Sunday, September 24, 2017

exciting saturday night

and, in another installment of my swinging single life, i find myself at home, settled snugly into my couch- into? onto? either way i'm camped out, watching rom-com movies from the 90's and pondering how the hell we all thought meg ryan's hair was cute.

also: i miss the big oversized sweaters from 90's movies. remember every saundra bullock movie? i've never stopped searching for the perfectly worn in oversized sweater that made me look adorable and not like the trash heap from the fraggle rock.
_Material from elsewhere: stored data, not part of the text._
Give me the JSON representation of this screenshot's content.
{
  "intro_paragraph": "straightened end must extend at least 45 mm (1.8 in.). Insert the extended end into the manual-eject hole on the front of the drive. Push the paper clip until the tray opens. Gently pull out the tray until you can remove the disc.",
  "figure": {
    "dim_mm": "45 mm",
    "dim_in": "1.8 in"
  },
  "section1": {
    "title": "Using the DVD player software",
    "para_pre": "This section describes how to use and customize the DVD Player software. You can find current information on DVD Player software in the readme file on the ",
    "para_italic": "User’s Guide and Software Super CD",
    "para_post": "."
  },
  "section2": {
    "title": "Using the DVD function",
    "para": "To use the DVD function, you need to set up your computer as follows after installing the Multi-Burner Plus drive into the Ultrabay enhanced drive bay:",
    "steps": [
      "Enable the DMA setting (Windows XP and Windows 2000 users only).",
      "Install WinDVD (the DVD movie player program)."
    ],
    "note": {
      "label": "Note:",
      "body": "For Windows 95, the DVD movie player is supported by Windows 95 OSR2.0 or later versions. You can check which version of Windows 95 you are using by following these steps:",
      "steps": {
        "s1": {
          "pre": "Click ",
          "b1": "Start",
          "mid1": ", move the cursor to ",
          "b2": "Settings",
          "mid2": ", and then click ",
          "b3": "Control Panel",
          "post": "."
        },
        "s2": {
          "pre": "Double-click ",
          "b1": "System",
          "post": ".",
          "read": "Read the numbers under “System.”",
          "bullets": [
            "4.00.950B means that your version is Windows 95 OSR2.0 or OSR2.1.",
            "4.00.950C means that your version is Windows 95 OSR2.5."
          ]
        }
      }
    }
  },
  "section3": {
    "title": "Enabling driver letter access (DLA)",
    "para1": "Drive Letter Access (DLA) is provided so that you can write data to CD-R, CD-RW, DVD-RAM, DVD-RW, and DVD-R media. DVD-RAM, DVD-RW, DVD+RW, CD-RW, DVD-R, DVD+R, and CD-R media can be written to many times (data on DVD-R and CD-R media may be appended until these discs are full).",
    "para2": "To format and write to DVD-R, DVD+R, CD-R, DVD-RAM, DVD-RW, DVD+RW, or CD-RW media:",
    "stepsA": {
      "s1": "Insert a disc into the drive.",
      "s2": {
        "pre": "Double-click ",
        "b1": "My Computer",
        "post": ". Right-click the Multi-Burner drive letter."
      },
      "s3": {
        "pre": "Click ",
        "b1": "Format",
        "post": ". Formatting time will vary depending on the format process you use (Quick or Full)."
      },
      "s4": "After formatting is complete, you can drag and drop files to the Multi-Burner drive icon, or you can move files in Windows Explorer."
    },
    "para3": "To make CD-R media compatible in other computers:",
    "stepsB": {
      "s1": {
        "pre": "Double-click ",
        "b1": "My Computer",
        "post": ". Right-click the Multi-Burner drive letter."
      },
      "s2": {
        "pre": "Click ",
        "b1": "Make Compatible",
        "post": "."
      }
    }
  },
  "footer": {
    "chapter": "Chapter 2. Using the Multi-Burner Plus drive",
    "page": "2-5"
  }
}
also: watching "you've got mail" really, REALLY makes me want to open a children's book store.

i feel a little empty for words tonight. this week has been a fairly intensive round of deep dives. it's time for something nonsensical and simple, but even that isn't coming to me. i know that i could pull out any one of the too many journals i have floating around, but right now i think i just want to enjoy having a little empty head space for once. i've done a whole lotta processing. time to enjoy the cleaned out brain space before it fills back up (which im sure will be tomorrow).

beach books and a snuggly blanket are the ticket right now.